La célébrité est-elle le but absolu en photographie ? Je ne le crois pas du tout. L’objectif de la plupart d’entre nous est de s’amuser, de produire de belles images ou plus simplement de garder des souvenirs. De plus, la très grande majorité des photographes professionnels sont totalement inconnus du grand public. Ils réalisent des reportages pour des entreprises, pour la publicité ou encore dans le cadre de mariages et gagnent très bien leur vie.

En revanche, lorsqu’un photographe a une prétention plus artistique, qu’il souhaite être exposé, vendre des tirages, être publié dans les magazines…etc. Bref, lorsqu’il veut gagner de l’argent avec sa créativité et son art, la célébrité, ou plus simplement la reconnaissance de son travail, est probablement un passage obligé.

Avant l’émergence d’internet et des réseaux sociaux, être reconnu en tant que photographe passait par la réalisation d’exposition. Les lieux étaient importants, il s’agissait de capter l’attention des critiques et la provocation, ou le fait de présenter quelque chose de nouveau était important. Pour exemple, à une époque où tous les grands maîtres ne réalisaient que des images en noir et blanc, le simple fait de tirer ses photos en couleur était audacieux. Certains étaient même choqués par cette innovation.

Aujourd’hui, il me semble que pour devenir un artiste reconnu, il existe de nombreux chemins. Il reste évidemment la voie classique de tenter de se faire repérer lors d’expositions prestigieuses organisées par et pour des galeristes. À mon sens, ce parcours classique est (et a toujours été) un peu snob. En connaissant les bonnes personnes, ce chemin parait plus simple à parcourir. Il y a aussi la voie des concours photo. Ceux qui en gagnent le plus sont considérés comme les plus talentueux. Mais si vous n’en gagnez aucun, êtes-vous un mauvais photographe ? Et puis il y a la voie des réseaux sociaux, ouverts au plus grand nombre sans critère de sélection.

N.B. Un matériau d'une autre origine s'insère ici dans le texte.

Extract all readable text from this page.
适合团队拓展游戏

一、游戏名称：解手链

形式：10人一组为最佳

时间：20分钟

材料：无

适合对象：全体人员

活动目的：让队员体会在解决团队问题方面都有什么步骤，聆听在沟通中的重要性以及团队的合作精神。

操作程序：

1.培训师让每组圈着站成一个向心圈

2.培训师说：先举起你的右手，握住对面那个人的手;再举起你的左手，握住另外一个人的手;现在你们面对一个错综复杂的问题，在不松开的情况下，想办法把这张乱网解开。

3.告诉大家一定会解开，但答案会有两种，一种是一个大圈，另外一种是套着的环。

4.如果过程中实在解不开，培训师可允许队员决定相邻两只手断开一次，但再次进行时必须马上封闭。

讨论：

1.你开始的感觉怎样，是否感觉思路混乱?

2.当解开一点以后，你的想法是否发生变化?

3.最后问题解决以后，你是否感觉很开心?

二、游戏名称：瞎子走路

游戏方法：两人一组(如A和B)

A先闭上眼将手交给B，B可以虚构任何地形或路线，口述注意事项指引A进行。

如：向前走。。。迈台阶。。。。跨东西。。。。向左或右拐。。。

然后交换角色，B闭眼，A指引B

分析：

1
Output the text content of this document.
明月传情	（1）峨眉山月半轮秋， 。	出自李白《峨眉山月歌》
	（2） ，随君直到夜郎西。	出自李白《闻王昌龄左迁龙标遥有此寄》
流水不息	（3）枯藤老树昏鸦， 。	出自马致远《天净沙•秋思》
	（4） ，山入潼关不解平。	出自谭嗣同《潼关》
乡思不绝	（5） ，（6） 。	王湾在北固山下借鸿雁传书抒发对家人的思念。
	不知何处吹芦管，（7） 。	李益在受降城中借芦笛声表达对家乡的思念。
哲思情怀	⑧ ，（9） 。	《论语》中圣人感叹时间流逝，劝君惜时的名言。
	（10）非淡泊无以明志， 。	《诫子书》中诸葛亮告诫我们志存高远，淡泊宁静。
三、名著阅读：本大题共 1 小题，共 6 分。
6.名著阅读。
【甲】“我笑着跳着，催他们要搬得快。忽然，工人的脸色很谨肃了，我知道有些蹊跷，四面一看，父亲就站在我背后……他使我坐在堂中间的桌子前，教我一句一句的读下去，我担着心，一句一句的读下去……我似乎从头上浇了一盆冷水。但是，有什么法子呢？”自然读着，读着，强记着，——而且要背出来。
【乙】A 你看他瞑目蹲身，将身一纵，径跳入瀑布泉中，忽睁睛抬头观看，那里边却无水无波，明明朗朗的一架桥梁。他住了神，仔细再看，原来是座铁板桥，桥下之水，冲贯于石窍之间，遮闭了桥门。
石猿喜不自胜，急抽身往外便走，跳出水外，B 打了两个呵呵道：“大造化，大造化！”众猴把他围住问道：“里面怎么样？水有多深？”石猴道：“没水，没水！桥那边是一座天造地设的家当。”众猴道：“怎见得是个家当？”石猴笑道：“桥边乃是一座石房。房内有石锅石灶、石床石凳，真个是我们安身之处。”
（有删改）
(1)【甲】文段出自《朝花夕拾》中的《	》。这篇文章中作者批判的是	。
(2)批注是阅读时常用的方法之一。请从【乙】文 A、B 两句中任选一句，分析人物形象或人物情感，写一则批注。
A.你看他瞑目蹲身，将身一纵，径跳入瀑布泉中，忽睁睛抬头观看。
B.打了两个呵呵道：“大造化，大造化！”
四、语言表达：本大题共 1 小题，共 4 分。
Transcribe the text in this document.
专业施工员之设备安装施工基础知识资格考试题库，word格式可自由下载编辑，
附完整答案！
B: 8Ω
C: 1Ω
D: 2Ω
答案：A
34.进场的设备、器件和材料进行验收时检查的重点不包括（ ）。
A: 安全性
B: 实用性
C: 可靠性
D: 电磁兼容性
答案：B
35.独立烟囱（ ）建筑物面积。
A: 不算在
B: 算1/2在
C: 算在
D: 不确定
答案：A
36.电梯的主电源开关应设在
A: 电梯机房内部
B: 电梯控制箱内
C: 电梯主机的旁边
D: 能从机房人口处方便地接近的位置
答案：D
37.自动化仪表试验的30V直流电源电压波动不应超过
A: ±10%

Récemment, je me suis mis en quête des comptes Instagram de quelques maîtres de la photo. Ceux que j’admire et que je respecte le plus. Si certains sont morts depuis longtemps, j’ai trouvé d’autres artistes, qui bien qu’ayant un âge certain, sont toujours en vie.

En parcourant leur compte donc, je me suis assez rapidement posé une question : Seraient-ils devenus célèbres s’ils étaient inconnus et n’avaient que pour seul médium les réseaux sociaux ? Comment ces photographes auraient réussi à percer avec les outils de communication actuels ? Les réseaux sociaux et internet ont changé la façon dont les gens découvrent et apprécient la photographie, et il est probablement devenu beaucoup plus difficile pour les photographes de se faire remarquer dans un marché saturé.

En effet, il y a aujourd’hui beaucoup plus de photographes professionnels et amateurs qu’au cours du XXe siècle, et la concurrence est donc beaucoup plus forte. Les réseaux sociaux tels qu’Instagram et Facebook ont également permis à des milliers de personnes de partager leurs photos avec un public mondial. Dans ce flow ininterrompu, comment repérer les artistes les plus talentueux ?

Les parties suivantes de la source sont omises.